President Obama’s visit to Cape Canaveral is conveniently set for Tax Day, April 15, and it occurs in a context of general discomfort for all involved. The ostensible purpose is to stop a slow trickle of support flowing away from Obama in a crucial battleground state, which is itself living a political nightmare. The White House won’t admit it, but Florida bears directly on the future of the Obama Agenda, whatever that is.
Obama’s doing damage control after unveiling a package of brutal cuts to NASA and affiliated contractors. Floridians have every reason for concern. With Discovery in orbit right now, there are only three flights remaining in the shuttle schedule. After that, it may be decades before Americans return to space under their own power. With foreign programs also vulnerable to economic or political shifts, and still years behind what we’re set to scrap, mankind has seemingly awakened from a dream that obsessed our ancestors from the days of DaVinci, Icarus and Elijah. And once again, the inspirational legacy of JFK gets pissed away.
Like so many of the catastrophic maneuvers to occur under Obama’s watch, the collapse of America’s space program is hardly his fault. The cuts being pushed right now were all but inevitable before he was even elected, a result of long-term budgetary trends and the slow-motion disintegration of the country’s overall mechanical capacity. Neither factor was controllable by 2009. The reality is that our commitment to space exploration, in the terms defined by JFK in 1961, effectively died alongside the heroes we lost aboard the Challenger when it blew up in the sky over Florida in 1986.
And let’s be clear, here: The Challenger crew died because of neglect and hubris on the bureaucratic level—defects enshrined, by default, as official policy for the quarter-century that followed. The tragedy that followed, 17 years later, was a logical, inevitable extension of that policy. No serious efforts were ever made to replenish the Shuttle Fleet or modernize the design to reflect changing strategic priorities. The next generation(s) of manned spaceflight will be organized around private industry, with foreign governments (Russia, China, India) performing functions typically associated with NASA. Good luck with that. Obama, at least, has positioned himself as unwilling to put more lives at risk on behalf of goals abandoned before he got there.
From agriculture and industrial production to engineering and information technology, our educational system has become incrementally worse, and production of the most vital goods for life has fallen apace. As in so many other cases, so exhaustively documented here and elsewhere, the recession is being used as an excuse to accelerate trends that began while the economy was still at or near its fake, fraudulent peak. Mass-firing as a profit-padding technique has been in effect since the ‘80s: the family farms, the mom-and-pop stores, factory towns all over the country.
I just happened to be polishing this column in the minutes just before the shuttle Discovery took off April 5, and a recurring theme in the coverage was that there won’t be much more of this stuff—not for Americans, anyway. And that’s a shame. This is another sign of Florida’s changing fortunes under Obama. He’s made no enthusiastic display for Kendrick Meek’s Senate bid, and the White House has done nothing to defend the House seats at risk in November. The timing of the NASA cuts implies ambivalence, at best, to the fates of many Obama loyalists; at worst, it suggests frightful ignorance of the reality on the ground. Where have we heard that before?

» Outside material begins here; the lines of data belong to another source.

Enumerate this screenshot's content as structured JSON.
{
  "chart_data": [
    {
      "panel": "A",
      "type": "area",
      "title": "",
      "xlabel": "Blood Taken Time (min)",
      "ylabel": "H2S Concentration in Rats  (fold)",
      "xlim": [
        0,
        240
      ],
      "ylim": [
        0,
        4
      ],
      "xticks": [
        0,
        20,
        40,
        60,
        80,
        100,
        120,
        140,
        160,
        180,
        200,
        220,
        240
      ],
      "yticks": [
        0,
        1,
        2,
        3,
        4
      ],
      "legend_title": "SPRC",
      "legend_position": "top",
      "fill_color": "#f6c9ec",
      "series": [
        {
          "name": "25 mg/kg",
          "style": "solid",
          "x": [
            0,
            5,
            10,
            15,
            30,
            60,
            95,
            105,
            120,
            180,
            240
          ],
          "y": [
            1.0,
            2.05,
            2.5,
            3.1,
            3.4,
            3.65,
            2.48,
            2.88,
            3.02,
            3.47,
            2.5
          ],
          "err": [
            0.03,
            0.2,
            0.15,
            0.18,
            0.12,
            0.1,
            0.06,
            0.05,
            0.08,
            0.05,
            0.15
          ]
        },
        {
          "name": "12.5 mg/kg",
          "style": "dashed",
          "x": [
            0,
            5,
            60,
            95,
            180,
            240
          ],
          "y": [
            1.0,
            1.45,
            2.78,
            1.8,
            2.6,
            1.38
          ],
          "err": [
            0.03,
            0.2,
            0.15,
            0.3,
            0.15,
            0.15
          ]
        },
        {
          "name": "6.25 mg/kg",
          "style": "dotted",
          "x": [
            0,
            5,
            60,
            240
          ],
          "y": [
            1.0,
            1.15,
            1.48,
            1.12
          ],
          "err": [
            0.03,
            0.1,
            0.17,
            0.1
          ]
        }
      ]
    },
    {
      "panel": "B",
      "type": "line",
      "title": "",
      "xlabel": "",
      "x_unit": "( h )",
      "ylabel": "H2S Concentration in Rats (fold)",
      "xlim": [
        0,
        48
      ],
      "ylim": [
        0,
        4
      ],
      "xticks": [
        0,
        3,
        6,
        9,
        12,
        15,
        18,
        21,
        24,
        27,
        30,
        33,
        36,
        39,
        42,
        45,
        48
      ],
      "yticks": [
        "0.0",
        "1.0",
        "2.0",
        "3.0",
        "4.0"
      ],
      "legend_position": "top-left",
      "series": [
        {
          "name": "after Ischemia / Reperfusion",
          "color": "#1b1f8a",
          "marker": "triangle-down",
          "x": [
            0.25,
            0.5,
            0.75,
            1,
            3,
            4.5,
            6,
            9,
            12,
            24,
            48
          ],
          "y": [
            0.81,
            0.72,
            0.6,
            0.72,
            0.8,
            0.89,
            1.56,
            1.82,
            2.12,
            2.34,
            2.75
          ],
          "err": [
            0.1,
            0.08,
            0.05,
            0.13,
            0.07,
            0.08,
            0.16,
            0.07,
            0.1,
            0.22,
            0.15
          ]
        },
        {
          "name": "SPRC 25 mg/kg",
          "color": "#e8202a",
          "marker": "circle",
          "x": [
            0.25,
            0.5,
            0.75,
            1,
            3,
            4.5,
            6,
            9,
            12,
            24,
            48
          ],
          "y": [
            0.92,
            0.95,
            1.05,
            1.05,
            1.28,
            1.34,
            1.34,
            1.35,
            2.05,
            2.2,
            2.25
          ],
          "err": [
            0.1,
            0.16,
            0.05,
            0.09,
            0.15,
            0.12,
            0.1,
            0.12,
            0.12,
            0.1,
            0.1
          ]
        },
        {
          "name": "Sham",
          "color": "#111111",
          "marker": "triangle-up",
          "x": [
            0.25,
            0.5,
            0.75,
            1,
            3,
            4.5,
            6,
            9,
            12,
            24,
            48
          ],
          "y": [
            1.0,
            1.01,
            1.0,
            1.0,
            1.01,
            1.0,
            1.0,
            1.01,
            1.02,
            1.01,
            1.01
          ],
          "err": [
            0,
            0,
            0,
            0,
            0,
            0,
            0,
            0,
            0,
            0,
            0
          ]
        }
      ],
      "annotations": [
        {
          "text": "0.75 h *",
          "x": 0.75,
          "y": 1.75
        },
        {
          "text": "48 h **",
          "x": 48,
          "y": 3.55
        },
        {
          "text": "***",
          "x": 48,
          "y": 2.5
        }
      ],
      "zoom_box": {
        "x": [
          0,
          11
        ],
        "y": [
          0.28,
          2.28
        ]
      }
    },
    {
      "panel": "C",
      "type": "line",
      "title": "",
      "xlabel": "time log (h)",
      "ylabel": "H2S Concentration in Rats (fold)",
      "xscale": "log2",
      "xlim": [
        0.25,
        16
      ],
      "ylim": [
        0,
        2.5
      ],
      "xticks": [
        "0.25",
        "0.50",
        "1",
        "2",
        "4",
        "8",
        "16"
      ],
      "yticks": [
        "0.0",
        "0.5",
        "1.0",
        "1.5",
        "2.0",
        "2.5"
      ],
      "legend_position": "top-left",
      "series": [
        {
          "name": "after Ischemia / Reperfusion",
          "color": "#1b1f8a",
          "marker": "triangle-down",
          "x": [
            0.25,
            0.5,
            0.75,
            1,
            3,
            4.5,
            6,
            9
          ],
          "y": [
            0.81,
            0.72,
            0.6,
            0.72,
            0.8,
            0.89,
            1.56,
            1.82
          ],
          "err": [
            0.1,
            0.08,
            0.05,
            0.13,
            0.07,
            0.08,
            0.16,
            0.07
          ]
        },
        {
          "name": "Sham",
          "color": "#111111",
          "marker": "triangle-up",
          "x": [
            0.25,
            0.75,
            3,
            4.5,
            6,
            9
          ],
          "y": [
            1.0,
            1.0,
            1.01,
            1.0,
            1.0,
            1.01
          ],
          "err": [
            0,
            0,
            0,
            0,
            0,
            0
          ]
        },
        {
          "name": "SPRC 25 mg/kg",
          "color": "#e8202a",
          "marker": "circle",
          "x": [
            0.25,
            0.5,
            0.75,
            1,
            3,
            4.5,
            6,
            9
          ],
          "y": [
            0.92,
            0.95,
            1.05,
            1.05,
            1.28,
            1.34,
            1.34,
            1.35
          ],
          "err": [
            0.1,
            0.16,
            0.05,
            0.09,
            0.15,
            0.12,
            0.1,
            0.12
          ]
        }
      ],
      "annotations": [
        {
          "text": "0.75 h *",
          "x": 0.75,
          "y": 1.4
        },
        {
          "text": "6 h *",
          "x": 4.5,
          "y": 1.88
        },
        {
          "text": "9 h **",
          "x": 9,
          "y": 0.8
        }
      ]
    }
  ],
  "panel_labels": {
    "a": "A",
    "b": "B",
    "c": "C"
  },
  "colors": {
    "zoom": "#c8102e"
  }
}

This is the worst year for incumbents in living memory, but the GOP has done a much better job of training candidates. Besides yielding the open seats and not defending their incumbents, Beltway Dems show no inclination to seriously challenge the other side. President Obama is increasingly defined by his enemies, and he does not control his message. Meek should be positioned to inherit all the scorched-earth of this ridiculously shady Crist-Rubio primary debacle, but instead he’s looking lucky to keep the margin in single digits against either of them. That means real disaster for Florida: a stuffed-shirt GOP sandbagger doing the bidding of whomever has the photos of them together.
All the plans were made years ago, and most of the science has been in place. But corporate greed, political incompetence and collective myopia leaves the US trading on glories from 40 years ago, as the world snickers. Spaceflight is just a recent example. Funding issues aside, the courage and intelligence of our astronauts far outpaces that of our elected leaders, to the point where it now presents an obvious danger to their lives. The biggest question, frankly, is will America even be able to safely cease manned spaceflight without a third major disaster?